1900 lerin başlarında Tüm Rus sağlıkçıkları derneği Blandov kardeşlerle irtibata geçti, bu kardeşler Kuzey Kafkasya da peynir fabrikası işletiyorlardı. Kardeşlere kefir tanelerini ele geçirmek için yardım edip etmeyeceklerini sordular. Kardeşler bu iş için Irina Sakharova adından yanlarında çalışan güzel bir işçi kızı kullanmaya karar verdiler.Irina Kafkas prensi Bek-Mirza Barchorov’u kefir tanelerinden biraz almak için ikna edecekti. Irina gerçekten prensi güzelliğiyle etkiledi ama prens bu kıymetli probiotik-elması vermeyi inançlarından dolayı reddetti.
Buna rağmen prens irina’dan vazgeçmek istemedi.İrina tam geri dönecekken prensin adamları tarafından kaçırılarak geri getirildi.Geleneklere göre kaçırdığı için evlenmek zorunda olan prens tam bunu gerçekleştirecekken Blandov kardeşler irinayı prensin elinden kaçırdı.Durumu rus çarının mahkemesine götüren irinaya prens altın ve elmaslar teklif etti .İrina ise bunların yerine kefir istedi.Bu sayede elmastan daha değerli kefiri elde eden irina 1908 yılında Moskova’ya ilk kefiri getirmiş oldu.Kefir ilaç olarak tüberküloz hastalarını tedavi etmekte kullanıldı..

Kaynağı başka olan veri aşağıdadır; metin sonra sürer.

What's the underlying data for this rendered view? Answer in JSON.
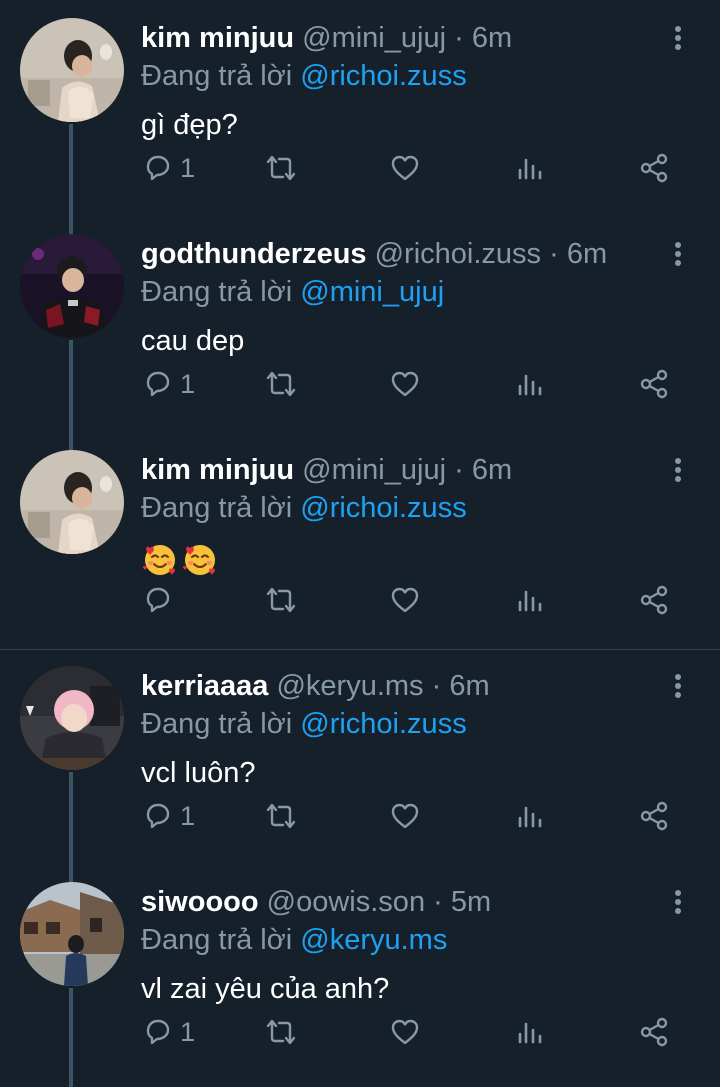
{
  "colors": {
    "background": "#15202b",
    "secondary_text": "#8899a6",
    "mention": "#1da1f2",
    "thread_line": "#3d5466"
  },
  "tweets": [
    {
      "name": "kim minjuu",
      "handle": "@mini_ujuj",
      "sep": "·",
      "time": "6m",
      "reply_prefix": "Đang trả lời",
      "reply_to": "@richoi.zuss",
      "text": "gì đẹp?",
      "reply_count": "1",
      "avatar": "avatar-photo"
    },
    {
      "name": "godthunderzeus",
      "handle": "@richoi.zuss",
      "sep": "·",
      "time": "6m",
      "reply_prefix": "Đang trả lời",
      "reply_to": "@mini_ujuj",
      "text": "cau dep",
      "reply_count": "1",
      "avatar": "avatar-photo"
    },
    {
      "name": "kim minjuu",
      "handle": "@mini_ujuj",
      "sep": "·",
      "time": "6m",
      "reply_prefix": "Đang trả lời",
      "reply_to": "@richoi.zuss",
      "text": "",
      "emojis": [
        "smiling-face-with-hearts",
        "smiling-face-with-hearts"
      ],
      "reply_count": "",
      "avatar": "avatar-photo"
    },
    {
      "name": "kerriaaaa",
      "handle": "@keryu.ms",
      "sep": "·",
      "time": "6m",
      "reply_prefix": "Đang trả lời",
      "reply_to": "@richoi.zuss",
      "text": "vcl luôn?",
      "reply_count": "1",
      "avatar": "avatar-photo"
    },
    {
      "name": "siwoooo",
      "handle": "@oowis.son",
      "sep": "·",
      "time": "5m",
      "reply_prefix": "Đang trả lời",
      "reply_to": "@keryu.ms",
      "text": "vl zai yêu của anh?",
      "reply_count": "1",
      "avatar": "avatar-photo"
    }
  ],
  "icons": {
    "reply": "reply-icon",
    "retweet": "retweet-icon",
    "like": "heart-icon",
    "analytics": "analytics-icon",
    "share": "share-icon",
    "more": "more-vertical-icon"
  }
}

İrina 1973 yılında 85 yaşında iken SSCB Besin endüstrisi bakanına bir mektup yazarak kefir’in rus halkına ulaştırılmasındaki oynadığı baş rolü anlatmıştır..

KEFİR NEDİR ?


Kefir fermente bir süt içeceğidir. Koyu ayrana veya sulu yoğurda benzeyen hafif ekşimsi aroması, ferahlatıcı tadıyla nefis bir süt ürünü. Mucizevi sırları ise içerdiği maya ve bakterilerde gizli. Bunlarda fermantasyon sırasında oluşuyor.
Dost bakteriler olarak adlandırılan, bağırsak sisteminde tutunma özelliği olan probiotik bakteriler içeriyor. Bir kaşık kefirde
70-100 milyon arası probiotik bakteri bulunmaktadır.
Kefirde doğal olarak bulunan işbirlikçi bakteriler bağışıklık sistemini güçlendiriyor. Bu özelliği ile simbiotik bir etkileşim alanı oluşturuyor.
Düzenli kullanım halinde simbiotik güç evrimsel çevrime yol açıyor.
İçerdiği diğer vitamin, mineral ve proteinler kolay ve tamamen sindirildiği için enfeksiyonlara karşı koruyucu, doğal antibiyotik görevini yerine getiriyor.
Kefir; doğal sağlık iksiridir.
Kefirin yoğurttan artı olarak özelliği; sindirim sistemini temiz tutarak konakçı olan diğer faydalı organizmalar için besin sağlamasının yanı sıra sindirim sistemini kolonize etmesidir.
Kefirde, yoğurtta bulunmayan faydalı bakterilerden Lactobacillus cancasus,Leuconostoc Acetobacter türleri ve Streptococcus türleri bulunmaktadır.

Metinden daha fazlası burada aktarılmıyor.